John Hurford, a farmer in the new colony of Western Australia, had made his fortune and when he decided, in his sixties, to settle down, he proposed to Bridget Larkin, a widow about half his age.
It seemed like a good idea at the time. Bridget had six children to support and in those days a woman couldn’t simply put her children in day care and get a job. In 1851, the couple married and settled at Fishleigh Farm, near the coastal town of Busselton.
The marriage didn’t work. Before the first year was out, neighbours were seeing them fight. Bridget even knocked out some of her husband’s teeth. In early 1855, John Hurford told his neighbour, John Green, that Bridget had thrown him out and he needed somewhere to stay till he could move into a new home he had bought. Mr Green let him share a room with George Jones, one of the farm workers.
But in March, Mr Green had to ask John to move out due to lack of space. He had to move back to the farm. George had heard Bridget threaten to kill John a number of times. In fact, she had threatened to kill George as well. For John’s safety, George agreed to share a room with him at the farm.
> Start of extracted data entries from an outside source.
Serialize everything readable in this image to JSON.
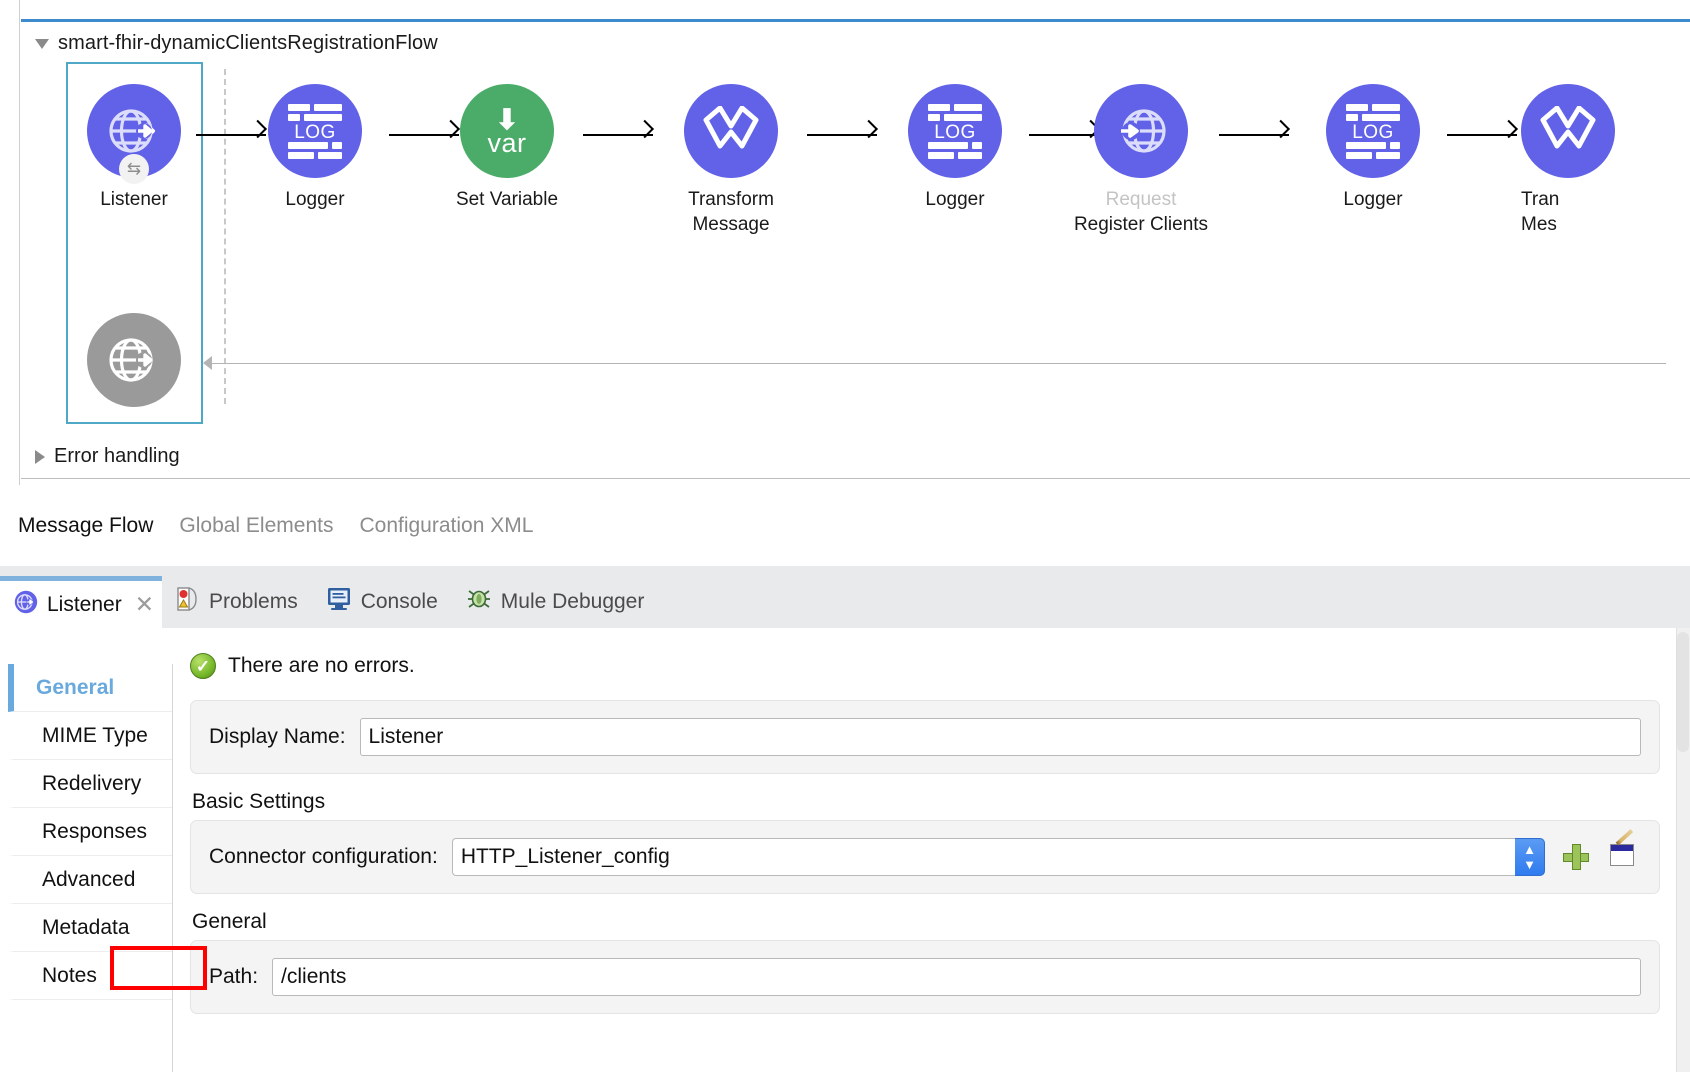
{
  "canvas": {
    "flow_name": "smart-fhir-dynamicClientsRegistrationFlow",
    "error_handling_label": "Error handling",
    "expand_icon": "triangle-down-icon",
    "collapse_icon": "triangle-right-icon",
    "nodes": [
      {
        "id": "listener",
        "label": "Listener",
        "sublabel": "",
        "icon": "globe-arrow-icon",
        "color": "#6262e8",
        "style": "purple",
        "glyph": "globe",
        "badge": "sync-badge"
      },
      {
        "id": "logger1",
        "label": "Logger",
        "sublabel": "",
        "icon": "log-icon",
        "color": "#6262e8",
        "style": "purple",
        "glyph": "log"
      },
      {
        "id": "setvar",
        "label": "Set Variable",
        "sublabel": "",
        "icon": "set-variable-icon",
        "color": "#4aac68",
        "style": "green",
        "glyph": "var"
      },
      {
        "id": "transform1",
        "label": "Transform",
        "sublabel": "Message",
        "icon": "transform-message-icon",
        "color": "#6262e8",
        "style": "purple",
        "glyph": "transform"
      },
      {
        "id": "logger2",
        "label": "Logger",
        "sublabel": "",
        "icon": "log-icon",
        "color": "#6262e8",
        "style": "purple",
        "glyph": "log"
      },
      {
        "id": "request",
        "label": "Request",
        "sublabel": "Register Clients",
        "icon": "http-request-icon",
        "color": "#6262e8",
        "style": "purple",
        "glyph": "globe-in",
        "label_muted": true
      },
      {
        "id": "logger3",
        "label": "Logger",
        "sublabel": "",
        "icon": "log-icon",
        "color": "#6262e8",
        "style": "purple",
        "glyph": "log"
      },
      {
        "id": "transform2",
        "label": "Tran",
        "sublabel": "Mes",
        "icon": "transform-message-icon",
        "color": "#6262e8",
        "style": "purple",
        "glyph": "transform"
      }
    ],
    "response_node": {
      "id": "listener-response",
      "icon": "globe-arrow-icon",
      "color": "#9a9a9a"
    },
    "var_glyph_text": "var",
    "log_glyph_text": "LOG"
  },
  "view_tabs": [
    {
      "label": "Message Flow",
      "active": true
    },
    {
      "label": "Global Elements",
      "active": false
    },
    {
      "label": "Configuration XML",
      "active": false
    }
  ],
  "panel_tabs": [
    {
      "label": "Listener",
      "icon": "globe-arrow-icon",
      "active": true,
      "closable": true,
      "close_glyph": "✕"
    },
    {
      "label": "Problems",
      "icon": "problems-icon",
      "active": false
    },
    {
      "label": "Console",
      "icon": "console-icon",
      "active": false
    },
    {
      "label": "Mule Debugger",
      "icon": "bug-icon",
      "active": false
    }
  ],
  "panel_nav": [
    {
      "label": "General",
      "active": true
    },
    {
      "label": "MIME Type",
      "active": false
    },
    {
      "label": "Redelivery",
      "active": false
    },
    {
      "label": "Responses",
      "active": false
    },
    {
      "label": "Advanced",
      "active": false
    },
    {
      "label": "Metadata",
      "active": false
    },
    {
      "label": "Notes",
      "active": false
    }
  ],
  "form": {
    "status_text": "There are no errors.",
    "status_icon": "success-check-icon",
    "display_name_label": "Display Name:",
    "display_name_value": "Listener",
    "basic_settings_title": "Basic Settings",
    "connector_label": "Connector configuration:",
    "connector_value": "HTTP_Listener_config",
    "dropdown_icon": "spinner-chevrons-icon",
    "add_button_icon": "green-plus-icon",
    "edit_button_icon": "edit-pencil-icon",
    "general_title": "General",
    "path_label": "Path:",
    "path_value": "/clients"
  },
  "colors": {
    "node_purple": "#6262e8",
    "node_green": "#4aac68",
    "node_gray": "#9a9a9a",
    "selection_border": "#4fa8c5",
    "flow_top_border": "#3d8bcd",
    "active_tab_accent": "#7fb2dc",
    "nav_active": "#6aa9dd",
    "annotation_red": "#ff0000"
  }
}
One day,John came home with a bad cold. Bridget pretended to feel sorry for him and sent him to bed with a hot drink. She told George that her husband felt so sick that he wanted to sleep by himself that night. Afte
r this, she made sure that her family and servants were either asleep or out of the house.
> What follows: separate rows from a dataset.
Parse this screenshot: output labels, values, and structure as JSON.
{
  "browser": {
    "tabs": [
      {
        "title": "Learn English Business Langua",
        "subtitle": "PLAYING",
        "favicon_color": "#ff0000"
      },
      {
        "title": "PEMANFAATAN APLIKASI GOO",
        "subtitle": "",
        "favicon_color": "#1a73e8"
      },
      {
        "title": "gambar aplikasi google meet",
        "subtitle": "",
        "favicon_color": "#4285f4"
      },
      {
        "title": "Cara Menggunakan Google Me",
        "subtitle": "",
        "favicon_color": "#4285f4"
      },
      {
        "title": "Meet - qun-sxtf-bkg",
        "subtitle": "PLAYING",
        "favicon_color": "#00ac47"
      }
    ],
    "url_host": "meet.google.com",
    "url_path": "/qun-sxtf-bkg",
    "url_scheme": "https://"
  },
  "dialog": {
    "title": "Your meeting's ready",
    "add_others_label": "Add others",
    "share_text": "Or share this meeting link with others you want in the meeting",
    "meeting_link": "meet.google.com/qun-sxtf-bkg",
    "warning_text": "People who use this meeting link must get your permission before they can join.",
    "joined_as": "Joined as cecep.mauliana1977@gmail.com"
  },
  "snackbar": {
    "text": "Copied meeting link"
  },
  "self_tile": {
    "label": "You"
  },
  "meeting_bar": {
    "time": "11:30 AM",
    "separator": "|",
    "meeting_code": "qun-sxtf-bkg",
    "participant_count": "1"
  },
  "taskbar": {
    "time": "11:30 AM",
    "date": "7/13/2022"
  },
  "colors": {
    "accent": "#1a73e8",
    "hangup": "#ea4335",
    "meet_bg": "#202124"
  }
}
Then she found her boyfriend, a farmhand called Enoch Dodd, and ordered him to kill her husband. Enoch was frightened to do this, but he was even more afraid of Bridget. She gave him plenty of alcohol, to make him braver, and finally he went into the room where John Hurford lay asleep and strangled him.
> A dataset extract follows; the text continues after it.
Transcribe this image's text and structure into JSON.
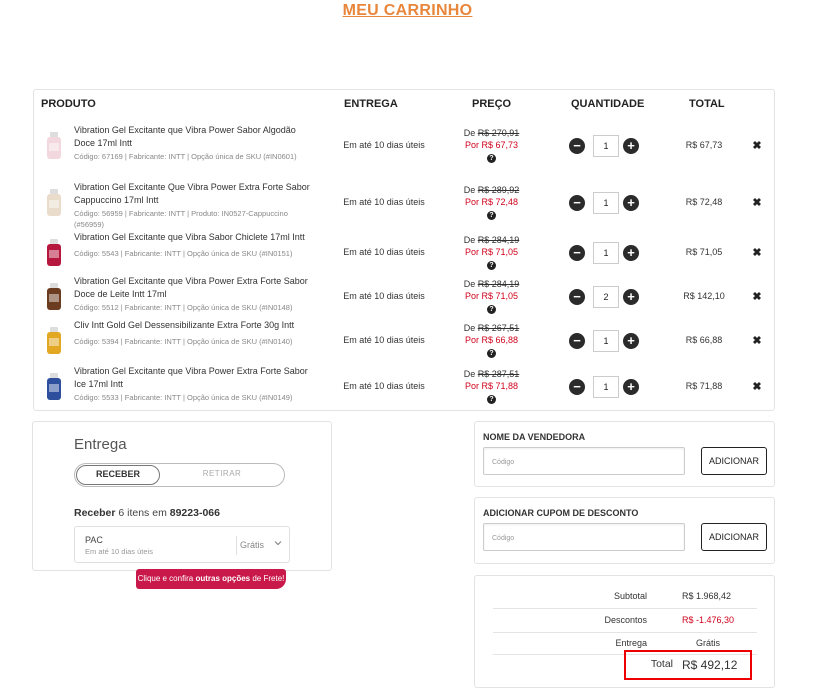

Bridget told John Green and George Jones that she had found her husband dead. When George and another farmhand were preparing the body for burial the next day, they noticed a red mark on his neck. A policeman was called in.
A Dr Bryan examined the body, but didn’t think the mark meant anything. He declared that John had died of natural causes. Someone found a will that put Bridget in charge of her husband’s estate, although he had told George he would never leave her anything.
Bridget might have got away with the crime, but Enoch Dodd was nervous. He drank too much one night and talked. He told everything to a man called Philip Dixon, who also worked for Bridget. Enoch needed someone to tell his troubles to and Dixon seemed to be the right person because he was the one who had produced the fake will and wouldn’t dare tell anyone.
Sooner or later all this talk was going to get out and it did. Bridget, Enoch and Philip were arrested and tried in October 1855. The whole sorry story came out. The so-called Dr Bryan, who had said John died of natural causes, turned out not to be a doctor at all. He didn’t even know what you did with a stethoscope, the instrument doctors use to listen to a patient’s heartbeat.
Philip Dixon was sentenced to life imprisonment in Van Diemen’s Land (Tasmania). Enoch and Bridget were sentenced to death. Bridget believed she wouldn’t be executed because she was a woman.